Flight of the Fire Thief
- Author: Terry Deary
- Cover artist: David Wyatt
- Language: English
- Series: The Fire Thief Trilogy
- Genre: Fantasy novel
- Publisher: Kingfisher Books
- Publication date: 2006
- Publication place: United Kingdom
- Media type: Print (hardcover & paperback)
- Pages: 236 pp
- ISBN: 978-0-7534-5819-8
- OCLC: 74448980
- LC Class: MLCS 2006/45860
- Preceded by: The Fire Thief
- Followed by: The Fire Thief Fights Back

= Flight of the Fire Thief =

Novel by Terry Deary

Flight of the Fire Thief is a novel written by British writer Terry Deary, and is the second installment of The Fire Thief Trilogy. The book continues the story of Prometheus, the Titan who stole fire from the gods.
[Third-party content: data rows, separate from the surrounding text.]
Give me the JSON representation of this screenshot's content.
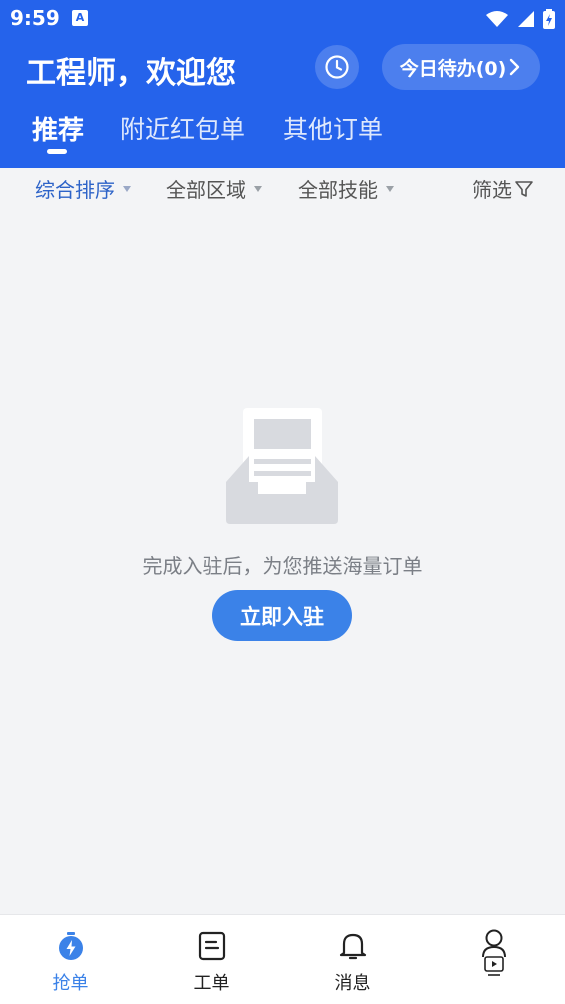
{
  "status_bar": {
    "time": "9:59",
    "app_icon_letter": "A"
  },
  "header": {
    "greeting": "工程师，欢迎您",
    "todo_label": "今日待办(0)",
    "tabs": [
      {
        "label": "推荐",
        "active": true
      },
      {
        "label": "附近红包单",
        "active": false
      },
      {
        "label": "其他订单",
        "active": false
      }
    ]
  },
  "filters": {
    "sort": "综合排序",
    "area": "全部区域",
    "skill": "全部技能",
    "filter": "筛选"
  },
  "empty_state": {
    "message": "完成入驻后，为您推送海量订单",
    "button": "立即入驻"
  },
  "bottom_nav": [
    {
      "label": "抢单",
      "icon": "grab-order-icon",
      "active": true
    },
    {
      "label": "工单",
      "icon": "work-order-icon",
      "active": false
    },
    {
      "label": "消息",
      "icon": "bell-icon",
      "active": false
    },
    {
      "label": "",
      "icon": "profile-icon",
      "active": false
    }
  ],
  "colors": {
    "primary": "#2563eb",
    "button": "#3b82e8",
    "background": "#f3f4f6"
  }
}
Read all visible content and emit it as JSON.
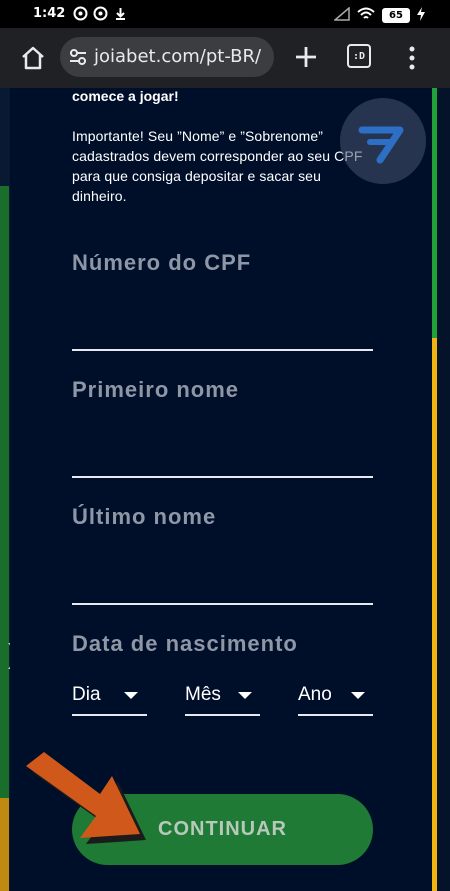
{
  "status_bar": {
    "time": "1:42",
    "battery": "65"
  },
  "browser": {
    "url": "joiabet.com/pt-BR/",
    "tabs_label": ":D"
  },
  "form": {
    "lead_text": "comece a jogar!",
    "note_text": "Importante! Seu ”Nome” e ”Sobrenome” cadastrados devem corresponder ao seu CPF para que consiga depositar e sacar seu dinheiro.",
    "cpf_label": "Número do CPF",
    "first_name_label": "Primeiro nome",
    "last_name_label": "Último nome",
    "dob_label": "Data de nascimento",
    "day_placeholder": "Dia",
    "month_placeholder": "Mês",
    "year_placeholder": "Ano",
    "continue_label": "CONTINUAR"
  },
  "colors": {
    "page_bg": "#000f29",
    "button_green": "#1f7a35",
    "arrow_orange": "#d0581b"
  }
}
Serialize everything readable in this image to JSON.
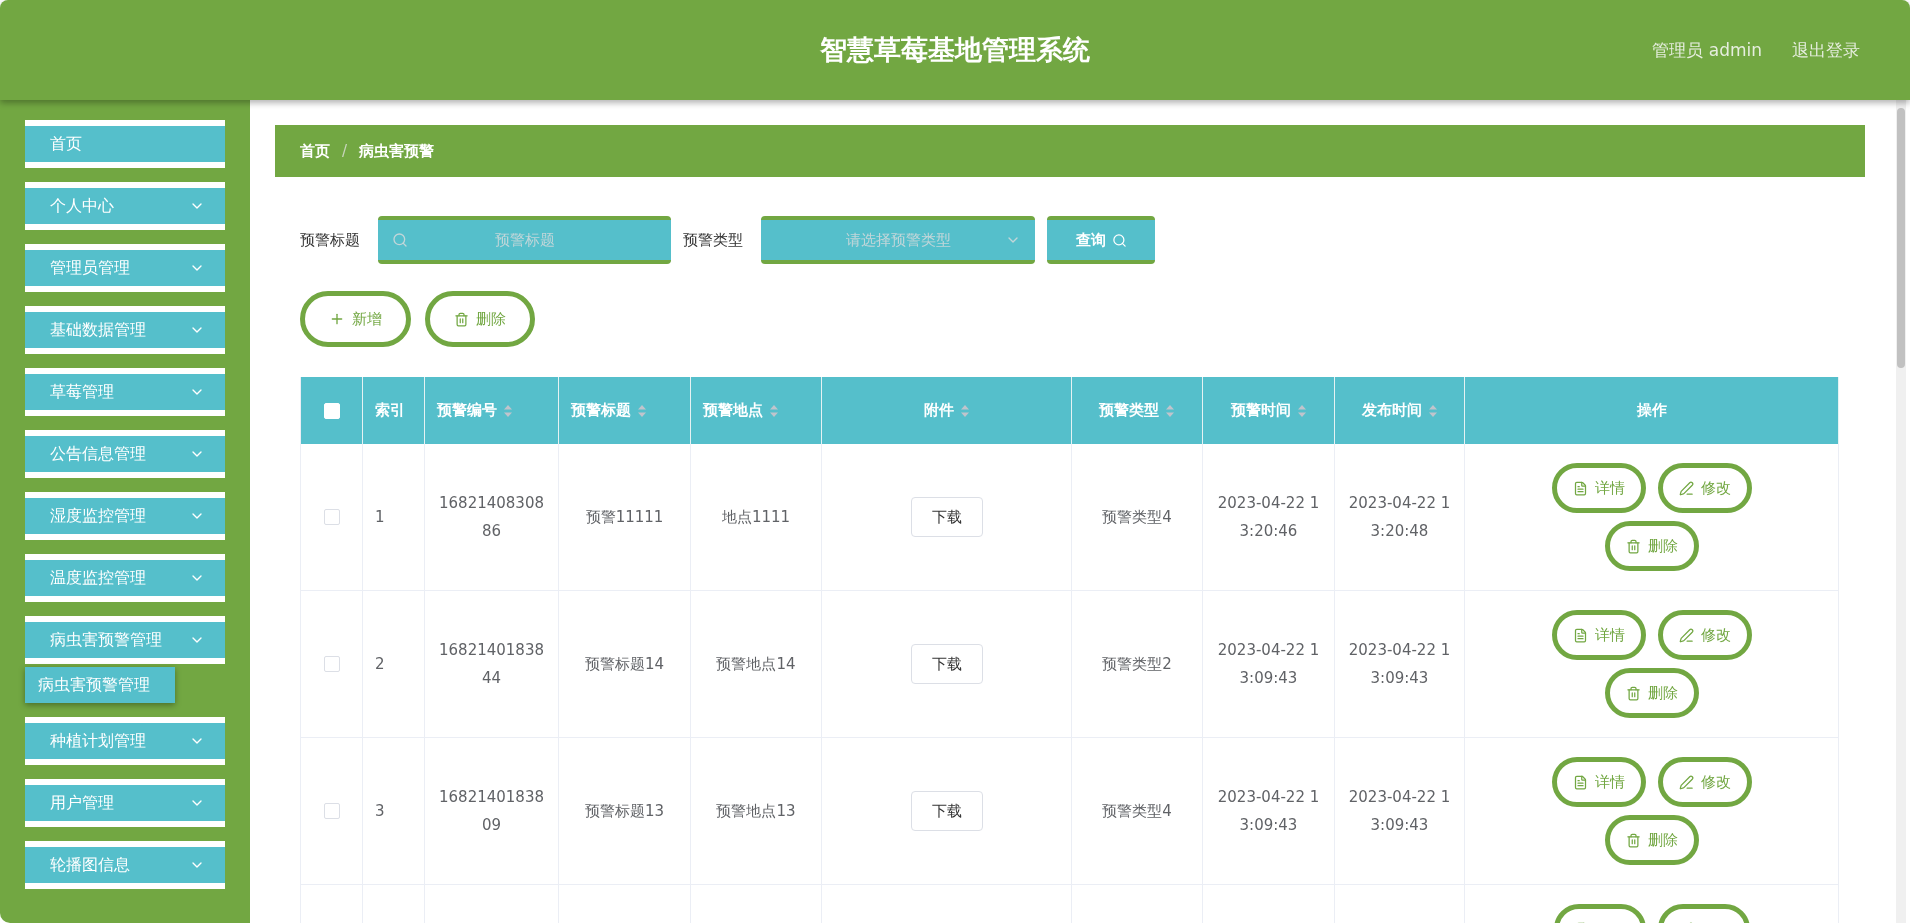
{
  "header": {
    "title": "智慧草莓基地管理系统",
    "user": "管理员 admin",
    "logout": "退出登录"
  },
  "sidebar": {
    "items": [
      {
        "label": "首页",
        "expandable": false
      },
      {
        "label": "个人中心",
        "expandable": true
      },
      {
        "label": "管理员管理",
        "expandable": true
      },
      {
        "label": "基础数据管理",
        "expandable": true
      },
      {
        "label": "草莓管理",
        "expandable": true
      },
      {
        "label": "公告信息管理",
        "expandable": true
      },
      {
        "label": "湿度监控管理",
        "expandable": true
      },
      {
        "label": "温度监控管理",
        "expandable": true
      },
      {
        "label": "病虫害预警管理",
        "expandable": true,
        "children": [
          {
            "label": "病虫害预警管理",
            "selected": true
          }
        ]
      },
      {
        "label": "种植计划管理",
        "expandable": true
      },
      {
        "label": "用户管理",
        "expandable": true
      },
      {
        "label": "轮播图信息",
        "expandable": true
      }
    ]
  },
  "breadcrumb": {
    "separator": "/",
    "items": [
      "首页",
      "病虫害预警"
    ]
  },
  "search": {
    "fields": [
      {
        "kind": "text",
        "label": "预警标题",
        "placeholder": "预警标题"
      },
      {
        "kind": "select",
        "label": "预警类型",
        "placeholder": "请选择预警类型"
      }
    ],
    "button": "查询"
  },
  "toolbar": [
    {
      "kind": "add",
      "label": "新增"
    },
    {
      "kind": "delete",
      "label": "删除"
    }
  ],
  "table": {
    "select_all": {
      "checked": false
    },
    "columns": [
      {
        "label": "索引",
        "sortable": false
      },
      {
        "label": "预警编号",
        "sortable": true
      },
      {
        "label": "预警标题",
        "sortable": true
      },
      {
        "label": "预警地点",
        "sortable": true
      },
      {
        "label": "附件",
        "sortable": true
      },
      {
        "label": "预警类型",
        "sortable": true
      },
      {
        "label": "预警时间",
        "sortable": true
      },
      {
        "label": "发布时间",
        "sortable": true
      },
      {
        "label": "操作",
        "sortable": false
      }
    ],
    "rows": [
      {
        "checked": false,
        "cells": [
          "1",
          "1682140830886",
          "预警11111",
          "地点1111",
          "下载",
          "预警类型4",
          "2023-04-22 13:20:46",
          "2023-04-22 13:20:48"
        ],
        "actions": [
          {
            "kind": "detail",
            "label": "详情"
          },
          {
            "kind": "edit",
            "label": "修改"
          },
          {
            "kind": "delete",
            "label": "删除"
          }
        ]
      },
      {
        "checked": false,
        "cells": [
          "2",
          "1682140183844",
          "预警标题14",
          "预警地点14",
          "下载",
          "预警类型2",
          "2023-04-22 13:09:43",
          "2023-04-22 13:09:43"
        ],
        "actions": [
          {
            "kind": "detail",
            "label": "详情"
          },
          {
            "kind": "edit",
            "label": "修改"
          },
          {
            "kind": "delete",
            "label": "删除"
          }
        ]
      },
      {
        "checked": false,
        "cells": [
          "3",
          "1682140183809",
          "预警标题13",
          "预警地点13",
          "下载",
          "预警类型4",
          "2023-04-22 13:09:43",
          "2023-04-22 13:09:43"
        ],
        "actions": [
          {
            "kind": "detail",
            "label": "详情"
          },
          {
            "kind": "edit",
            "label": "修改"
          },
          {
            "kind": "delete",
            "label": "删除"
          }
        ]
      },
      {
        "cells": [],
        "actions": [
          {
            "kind": "detail"
          },
          {
            "kind": "edit"
          }
        ]
      }
    ]
  }
}
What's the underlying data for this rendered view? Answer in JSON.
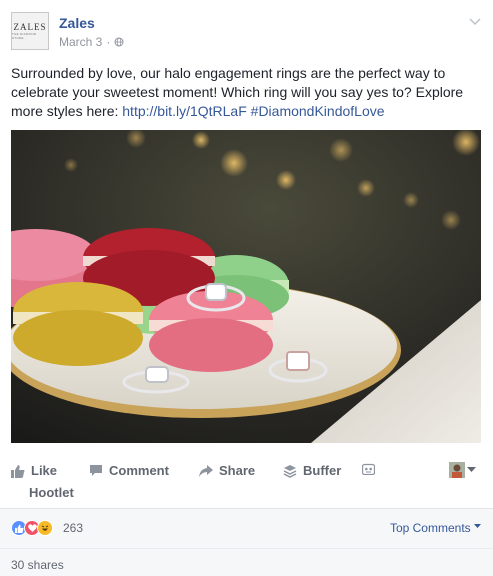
{
  "post": {
    "page_name": "Zales",
    "avatar_logo_text": "ZALES",
    "avatar_logo_subtext": "THE DIAMOND STORE",
    "date": "March 3",
    "separator": "·",
    "text_before_link": "Surrounded by love, our halo engagement rings are the perfect way to celebrate your sweetest moment! Which ring will you say yes to? Explore more styles here: ",
    "link": "http://bit.ly/1QtRLaF",
    "hashtag": "#DiamondKindofLove"
  },
  "actions": {
    "like": "Like",
    "comment": "Comment",
    "share": "Share",
    "buffer": "Buffer",
    "hootlet": "Hootlet"
  },
  "reactions": {
    "count": "263",
    "top_comments": "Top Comments",
    "shares": "30 shares"
  },
  "colors": {
    "link_blue": "#365899",
    "like_blue": "#5890ff",
    "love_red": "#f25268",
    "haha_yellow": "#f7b928"
  },
  "icons": [
    "globe-icon",
    "chevron-down-icon",
    "like-icon",
    "comment-icon",
    "share-icon",
    "buffer-icon",
    "bot-icon",
    "profile-switcher-icon"
  ]
}
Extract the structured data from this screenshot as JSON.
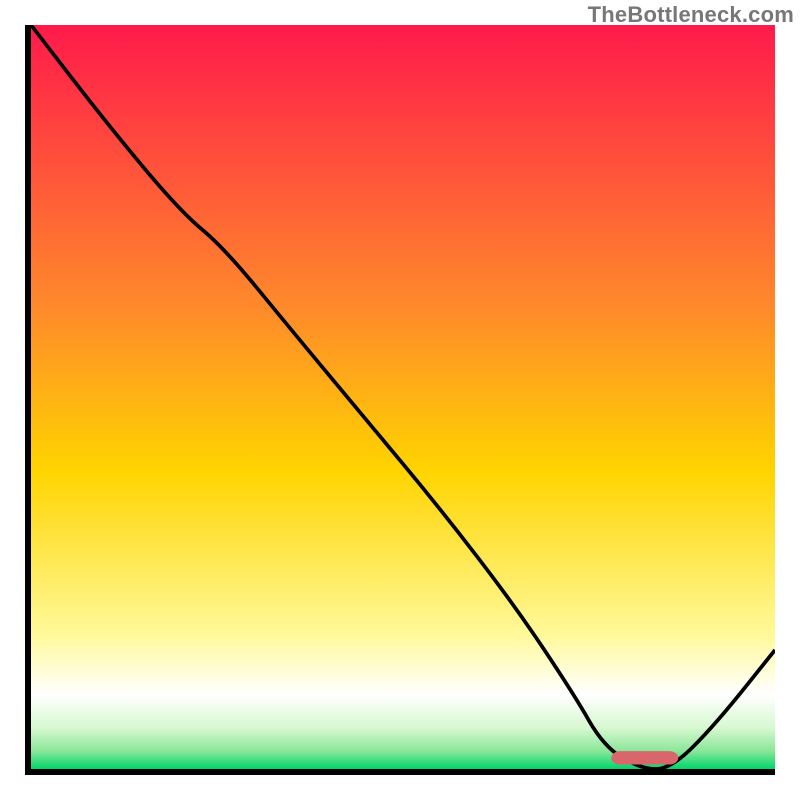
{
  "watermark": "TheBottleneck.com",
  "chart_data": {
    "type": "line",
    "title": "",
    "xlabel": "",
    "ylabel": "",
    "xlim": [
      0,
      100
    ],
    "ylim": [
      0,
      100
    ],
    "background_gradient": [
      {
        "stop": 0.0,
        "color": "#ff1a4b"
      },
      {
        "stop": 0.38,
        "color": "#ff8a2b"
      },
      {
        "stop": 0.6,
        "color": "#ffd400"
      },
      {
        "stop": 0.82,
        "color": "#fff99a"
      },
      {
        "stop": 0.9,
        "color": "#ffffff"
      },
      {
        "stop": 0.945,
        "color": "#d6f8cf"
      },
      {
        "stop": 0.975,
        "color": "#8de79b"
      },
      {
        "stop": 1.0,
        "color": "#00d56a"
      }
    ],
    "series": [
      {
        "name": "bottleneck-curve",
        "x": [
          0,
          10,
          20,
          26,
          35,
          45,
          55,
          65,
          73,
          77,
          82,
          86,
          92,
          100
        ],
        "y": [
          100,
          87,
          75,
          70,
          59,
          47,
          35,
          22,
          10,
          3,
          0,
          0,
          6,
          16
        ]
      }
    ],
    "marker": {
      "name": "optimal-marker",
      "x_start": 78,
      "x_end": 87,
      "y": 1.5,
      "color": "#d9666b"
    }
  }
}
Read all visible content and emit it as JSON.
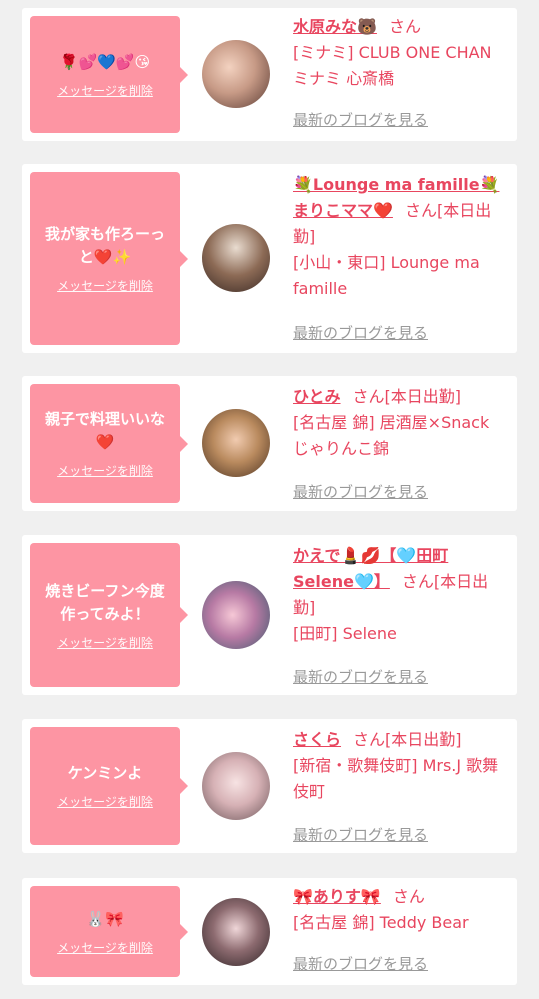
{
  "delete_label": "メッセージを削除",
  "blog_label": "最新のブログを見る",
  "san_label": "さん",
  "cards": [
    {
      "message": "🌹💕💙💕😘",
      "name": "水原みな🐻",
      "shift": "",
      "area": "[ミナミ] CLUB ONE CHAN ミナミ 心斎橋"
    },
    {
      "message": "我が家も作ろーっと❤️✨",
      "name": "💐Lounge ma famille💐まりこママ❤️",
      "shift": "[本日出勤]",
      "area": "[小山・東口] Lounge ma famille"
    },
    {
      "message": "親子で料理いいな❤️",
      "name": "ひとみ",
      "shift": "[本日出勤]",
      "area": "[名古屋 錦] 居酒屋×Snack じゃりんこ錦"
    },
    {
      "message": "焼きビーフン今度作ってみよ！",
      "name": "かえで💄💋【🩵田町Selene🩵】",
      "shift": "[本日出勤]",
      "area": "[田町] Selene"
    },
    {
      "message": "ケンミンよ",
      "name": "さくら",
      "shift": "[本日出勤]",
      "area": "[新宿・歌舞伎町] Mrs.J 歌舞伎町"
    },
    {
      "message": "🐰🎀",
      "name": "🎀ありす🎀",
      "shift": "",
      "area": "[名古屋 錦] Teddy Bear"
    }
  ]
}
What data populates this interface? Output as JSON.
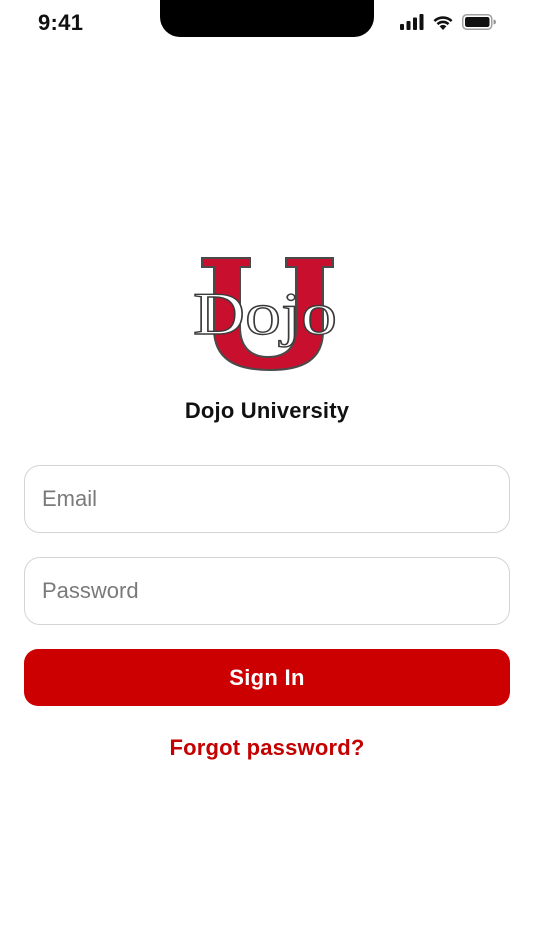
{
  "status_bar": {
    "time": "9:41",
    "icons": [
      "cellular-signal-icon",
      "wifi-icon",
      "battery-icon"
    ]
  },
  "brand": {
    "logo_letter": "U",
    "logo_word": "Dojo",
    "name": "Dojo University"
  },
  "form": {
    "email": {
      "value": "",
      "placeholder": "Email"
    },
    "password": {
      "value": "",
      "placeholder": "Password"
    },
    "sign_in_label": "Sign In",
    "forgot_label": "Forgot password?"
  },
  "colors": {
    "accent": "#cc0000",
    "logo_red": "#c8102e",
    "field_border": "#d4d4d4",
    "background": "#ffffff"
  }
}
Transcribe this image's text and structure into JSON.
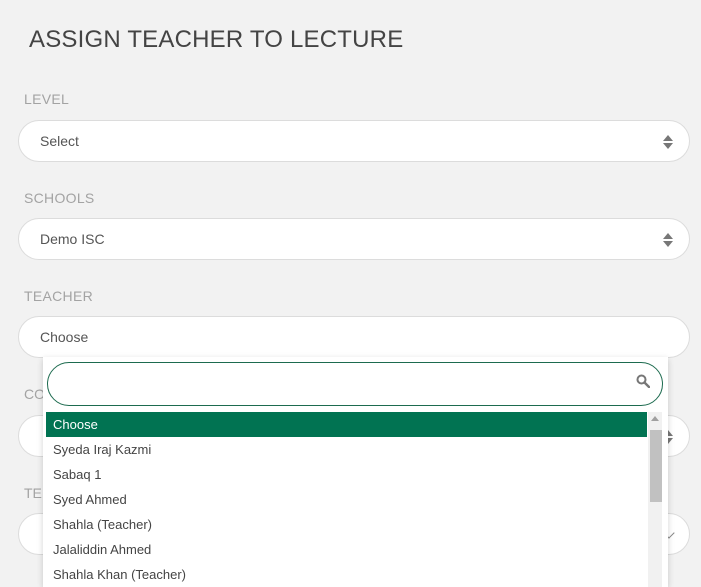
{
  "page": {
    "title": "ASSIGN TEACHER TO LECTURE"
  },
  "level": {
    "label": "LEVEL",
    "value": "Select",
    "icon": "updown-arrows-icon"
  },
  "schools": {
    "label": "SCHOOLS",
    "value": "Demo ISC",
    "icon": "updown-arrows-icon"
  },
  "teacher": {
    "label": "TEACHER",
    "value": "Choose",
    "dropdown": {
      "search_value": "",
      "search_icon": "search-icon",
      "options": [
        {
          "label": "Choose",
          "selected": true
        },
        {
          "label": "Syeda Iraj Kazmi"
        },
        {
          "label": "Sabaq 1"
        },
        {
          "label": "Syed Ahmed"
        },
        {
          "label": "Shahla (Teacher)"
        },
        {
          "label": "Jalaliddin Ahmed"
        },
        {
          "label": "Shahla Khan (Teacher)"
        }
      ]
    }
  },
  "hidden_fields": {
    "field4_label_fragment": "CO",
    "field5_label_fragment": "TE"
  },
  "colors": {
    "accent": "#017352",
    "focus_border": "#1d6b4f",
    "background": "#f2f2f2"
  }
}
Other books in the series: The Fire Thief (2005) and The Fire Thief Fight Back (2007)

== Plot ==
It follows on directly from The Fire Thief. Prometheus goes back to 1795 to try to find a hero who is worshipped in a temple in the first book, only to find out he did not travel back far enough. He returns to Eden City to find it under siege against Wild People, just like Troy. He helps a Dr. Dee and his daughter, Nell, to end the siege and help the Wild People get their princess back. However, the Avenger is still looking for him, and has a team of Achilles and Paris, also from Troy, and a monster from the underworld, a 50-headed, 100 armed Hecatonchires. To get past the walls, Hera attempted to repeat the Trojan Horse method, but that failed. Nell eventually sneaked in and launched the spring cannon. The Avenger's team eventually turns on him, allowing Prometheus to escape once again.

== Characters ==
Prometheus: Also called Theus, stole fire from the gods and was chained to a rock and had his liver eaten every day for 200 years. Heracles saved him, only to be given the task of finding a human hero.
Flight of the Fire Thief is a novel written by Terry Deary, and is the second installment of The Fire Thief Trilogy. The book continues the story of Prometheus, the Titan who stole fire from the gods.

Helen: Also called Nell. She helps her father scam with stunts and a flying balloon. They land in Eden City after a failed stunt. After a failed attempt to rob the city, she decides to help the Wild People get their princess out of the city. She returns to Eden City in the year 1857 to wait for Theus.

Dr. Dee: A showman and conman. He and his daughter sell cheap food and show stunts to con people out of their money. He comes up with a plan to rob the people of the city, but lands in the plains of the Wild People instead.

Running Bear: Young chief of the Wild People. After refusing to give up his people's land, his sister is kidnapped. He then sets up a siege to get her back.

Mayor Makepiece: Mayor of Eden City. He tried to drive the Wild People off their land to sell it for a ridiculous amount of money.

Sheriff Spade: Sheriff of Eden City and Mayor Makepiece's partner.

Zeus: Prometheus's cousin. He punished Prometheus by chaining him to a rock to have his liver eaten every day. He then gave him a task to find a human hero so to call of The Avenger.

Hera: Zeus's wife. She gets bored watching the siege of Troy, and orders Zeus to end it quickly. She then tries to end the siege of Eden City, but her plans are quickly thwarted.

Achilles: A Greek hero of the Trojan War. He was killed by Paris and they both are taken to the underworld by the Avenger, only to strike a deal with him to help him find Theus.

Paris: Trojan Prince. He is killed by a poison arrow soon after he killed Achilles. He helps the Avenger to hunt down Theus.

Hecatonchires: Called Hec for short. Helps The Avenger find Theus, but then helps Theus and his friends get into Eden City and get the princess out. He eventually finds a planet with more creatures that look exactly like him.